According to the latest FBI data, drug arrests in the United States increased from 2015 to 2016. Though the federal agency used to provide breakdowns on the details of these arrests in its annual “Crime in the United States” report — including which drugs were in question and whether the arrests were made over possession or sale — in its latest report, the FBI is withholding specifics.
On Monday, Tom Angell, a contributor at Forbes, wrote about the increase in drug arrests across the country, noting that while in 2015 there were 1,488,707 drug arrests (“the highest number of arrests” out of all offenses, according to the FBI), in 2016 the agency reported 1,572,579 arrests for drugs, a figure that again accounted for the highest number of arrests.
Angell notes that “That’s an average of one drug arrest every 20 seconds” and that “The total number is up roughly 5.6% from the 1,488,707 arrests for drug crimes in the country in 2015.”
According to the 2015 data, 83.9 percent of drug arrests were for possession, and 38.6 percent of those possession arrests were over cannabis, the highest of any drug.

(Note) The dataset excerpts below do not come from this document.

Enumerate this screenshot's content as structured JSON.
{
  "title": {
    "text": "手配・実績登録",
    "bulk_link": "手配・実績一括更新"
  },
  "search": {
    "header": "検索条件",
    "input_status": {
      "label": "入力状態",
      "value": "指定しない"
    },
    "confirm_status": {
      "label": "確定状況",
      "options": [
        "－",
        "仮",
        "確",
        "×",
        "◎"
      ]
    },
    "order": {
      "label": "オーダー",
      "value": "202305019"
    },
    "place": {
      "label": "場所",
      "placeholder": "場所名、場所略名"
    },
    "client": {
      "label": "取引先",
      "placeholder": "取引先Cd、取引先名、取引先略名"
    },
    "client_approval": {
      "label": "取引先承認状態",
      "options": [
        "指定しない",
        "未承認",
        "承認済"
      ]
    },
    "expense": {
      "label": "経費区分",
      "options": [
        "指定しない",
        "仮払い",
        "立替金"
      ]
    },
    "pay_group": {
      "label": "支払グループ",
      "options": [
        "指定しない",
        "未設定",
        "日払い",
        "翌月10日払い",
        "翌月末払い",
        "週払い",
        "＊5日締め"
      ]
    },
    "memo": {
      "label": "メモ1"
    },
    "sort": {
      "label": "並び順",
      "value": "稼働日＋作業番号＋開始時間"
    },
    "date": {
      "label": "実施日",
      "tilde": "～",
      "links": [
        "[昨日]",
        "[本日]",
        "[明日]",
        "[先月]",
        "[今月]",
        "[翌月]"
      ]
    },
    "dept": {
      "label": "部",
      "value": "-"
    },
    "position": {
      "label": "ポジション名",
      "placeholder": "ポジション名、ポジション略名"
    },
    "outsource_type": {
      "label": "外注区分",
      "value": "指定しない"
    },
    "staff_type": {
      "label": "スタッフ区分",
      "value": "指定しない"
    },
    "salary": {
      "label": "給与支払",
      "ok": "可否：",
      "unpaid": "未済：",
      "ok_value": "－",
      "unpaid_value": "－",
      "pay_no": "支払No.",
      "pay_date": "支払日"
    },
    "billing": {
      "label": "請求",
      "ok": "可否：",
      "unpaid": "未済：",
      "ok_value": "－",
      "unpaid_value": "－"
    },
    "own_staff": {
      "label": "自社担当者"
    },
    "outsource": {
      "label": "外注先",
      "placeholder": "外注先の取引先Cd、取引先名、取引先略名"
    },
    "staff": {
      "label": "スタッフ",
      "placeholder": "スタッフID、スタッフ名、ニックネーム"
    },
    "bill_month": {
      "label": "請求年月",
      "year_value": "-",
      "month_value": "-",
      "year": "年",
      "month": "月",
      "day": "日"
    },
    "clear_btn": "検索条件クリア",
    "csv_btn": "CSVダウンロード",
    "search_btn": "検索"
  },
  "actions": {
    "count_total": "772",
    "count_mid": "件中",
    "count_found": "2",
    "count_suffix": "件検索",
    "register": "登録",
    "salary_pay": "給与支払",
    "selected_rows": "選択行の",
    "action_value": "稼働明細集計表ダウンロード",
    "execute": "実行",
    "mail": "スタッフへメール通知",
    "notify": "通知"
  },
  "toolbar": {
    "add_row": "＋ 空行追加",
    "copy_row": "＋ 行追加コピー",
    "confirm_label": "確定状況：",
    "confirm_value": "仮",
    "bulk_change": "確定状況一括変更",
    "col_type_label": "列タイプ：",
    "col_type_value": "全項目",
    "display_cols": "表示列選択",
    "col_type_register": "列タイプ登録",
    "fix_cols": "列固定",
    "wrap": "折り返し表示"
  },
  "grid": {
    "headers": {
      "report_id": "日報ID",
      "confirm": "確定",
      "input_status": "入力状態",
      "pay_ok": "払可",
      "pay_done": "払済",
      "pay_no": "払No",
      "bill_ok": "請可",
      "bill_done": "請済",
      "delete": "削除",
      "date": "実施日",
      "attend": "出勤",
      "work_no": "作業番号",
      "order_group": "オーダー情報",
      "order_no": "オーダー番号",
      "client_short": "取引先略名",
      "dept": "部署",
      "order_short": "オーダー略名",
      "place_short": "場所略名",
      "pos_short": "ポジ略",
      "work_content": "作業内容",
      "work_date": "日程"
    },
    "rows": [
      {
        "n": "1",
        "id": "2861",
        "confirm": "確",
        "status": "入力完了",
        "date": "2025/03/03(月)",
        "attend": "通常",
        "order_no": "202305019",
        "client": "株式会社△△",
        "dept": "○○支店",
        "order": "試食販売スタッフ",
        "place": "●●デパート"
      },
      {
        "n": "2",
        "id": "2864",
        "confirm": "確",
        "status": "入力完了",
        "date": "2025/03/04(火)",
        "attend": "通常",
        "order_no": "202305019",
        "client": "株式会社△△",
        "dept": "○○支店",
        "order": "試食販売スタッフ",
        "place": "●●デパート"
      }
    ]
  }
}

Aside from the troubling increase in arrests from 2015 to 2016, however, is the fact that this year, the FBI did not include a table breaking down the types of drug arrests as it did in 2015. As Angell reported later on Monday, “due to a change in how the annual law enforcement numbers are publicized, it is now harder to determine how many people were busted for marijuana or other drugs specifically.”
Though the numbers are missing from the FBI’s public 2016 report, Angell was able to obtain data from the agency by contacting them directly.